京都大学の研究グループは,マイクロポーラスポリマー(PIM)と呼ばれる材料に特殊な熱処理を施し架橋構造を形成することで,世界最高性能のガス分離膜材料を作成することに成功した(ニュースリリース)。このガス分離膜(TOX-PIM1)は,従来用いられているガス分離ポリマー膜に比べて,ガス透過速度が約100倍,ガス選択分離度も約2倍という極めて優れた性能を示した。

福島原子力発電所の事故を機に,原子力発電からシフトしている火力発電は化石燃料を使用しているため,温暖化の原因となる二酸化炭素排出量の増加が大きな問題となっている。二酸化炭素を分離回収する際には,排気ガスに含まれる二酸化炭素と窒素をほぼ100%分離しなければならないが,現行なわれているアミンによる分離方法は分離回収に大量のエネルギーがかかるため,二酸化炭素を回収しながら二酸化炭素を排出するというジレンマがあった。

これに代わるものとして膜分離技術が注目を浴びている。しかし,現在実用化されているガス分離膜は,ガス透過速度と選択分離率が低いため実用化には至ってはいない。実用化にはガス分離膜の性能を激的に上げることが喫緊の課題となっている。

そこで研究では,PIM1の表面にエーテル結合による架橋構造をもつ薄膜を作成し,砂時計型分子ふるいの入口に当たる部分に,さらなる分離層を作成することでガス選択分離率の向上を試みた。

熱処理の際に,温度だけでなく空気中の酸素組成と圧力を制御した結果,酸素量の可変により架橋密度や厚さを自在にコントロールできることを発見。これにより,膜はガス透過速度を損なうことなく,ガス選択率を制御でき,CO2分離,O2分離,H2分離に非常に優れた性能を示した。
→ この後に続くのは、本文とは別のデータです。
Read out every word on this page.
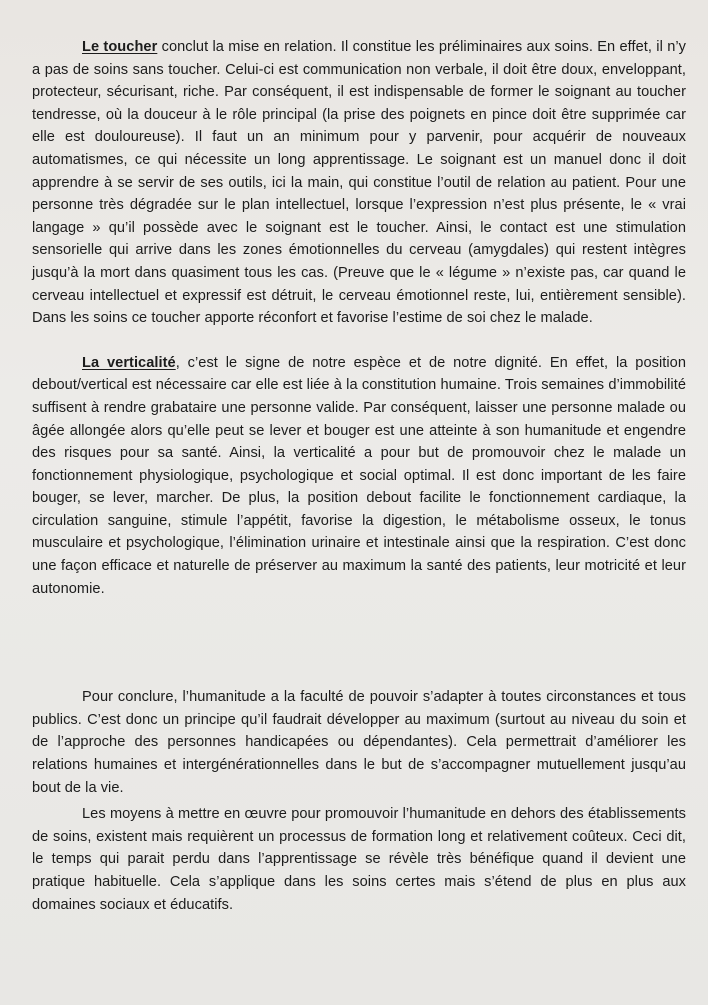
Le toucher conclut la mise en relation. Il constitue les préliminaires aux soins. En effet, il n’y a pas de soins sans toucher. Celui-ci est communication non verbale, il doit être doux, enveloppant, protecteur, sécurisant, riche. Par conséquent, il est indispensable de former le soignant au toucher tendresse, où la douceur à le rôle principal (la prise des poignets en pince doit être supprimée car elle est douloureuse). Il faut un an minimum pour y parvenir, pour acquérir de nouveaux automatismes, ce qui nécessite un long apprentissage. Le soignant est un manuel donc il doit apprendre à se servir de ses outils, ici la main, qui constitue l’outil de relation au patient. Pour une personne très dégradée sur le plan intellectuel, lorsque l’expression n’est plus présente, le « vrai langage » qu’il possède avec le soignant est le toucher. Ainsi, le contact est une stimulation sensorielle qui arrive dans les zones émotionnelles du cerveau (amygdales) qui restent intègres jusqu’à la mort dans quasiment tous les cas. (Preuve que le « légume » n’existe pas, car quand le cerveau intellectuel et expressif est détruit, le cerveau émotionnel reste, lui, entièrement sensible). Dans les soins ce toucher apporte réconfort et favorise l’estime de soi chez le malade.

La verticalité, c’est le signe de notre espèce et de notre dignité. En effet, la position debout/vertical est nécessaire car elle est liée à la constitution humaine. Trois semaines d’immobilité suffisent à rendre grabataire une personne valide. Par conséquent, laisser une personne malade ou âgée allongée alors qu’elle peut se lever et bouger est une atteinte à son humanitude et engendre des risques pour sa santé. Ainsi, la verticalité a pour but de promouvoir chez le malade un fonctionnement physiologique, psychologique et social optimal. Il est donc important de les faire bouger, se lever, marcher. De plus, la position debout facilite le fonctionnement cardiaque, la circulation sanguine, stimule l’appétit, favorise la digestion, le métabolisme osseux, le tonus musculaire et psychologique, l’élimination urinaire et intestinale ainsi que la respiration. C’est donc une façon efficace et naturelle de préserver au maximum la santé des patients, leur motricité et leur autonomie.

Pour conclure, l’humanitude a la faculté de pouvoir s’adapter à toutes circonstances et tous publics. C’est donc un principe qu’il faudrait développer au maximum (surtout au niveau du soin et de l’approche des personnes handicapées ou dépendantes). Cela permettrait d’améliorer les relations humaines et intergénérationnelles dans le but de s’accompagner mutuellement jusqu’au bout de la vie.

Les moyens à mettre en œuvre pour promouvoir l’humanitude en dehors des établissements de soins, existent mais requièrent un processus de formation long et relativement coûteux. Ceci dit, le temps qui parait perdu dans l’apprentissage se révèle très bénéfique quand il devient une pratique habituelle. Cela s’applique dans les soins certes mais s’étend de plus en plus aux domaines sociaux et éducatifs.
また,この共有結合層は,PIM1にゼオライト型のMOF(多孔性配位高分子)やシリカなどを複合させた複合膜にも作成することが可能であり,ガス選択分離率をさらに上昇させることに成功した。さらに,この架橋構造を持つマイクロポーラスポリマー膜は熱力学的にも非常に安定であり,またさまざまな有機溶媒に対しても耐性があるため,研究グループでは幅広い応用が期待できるとしている。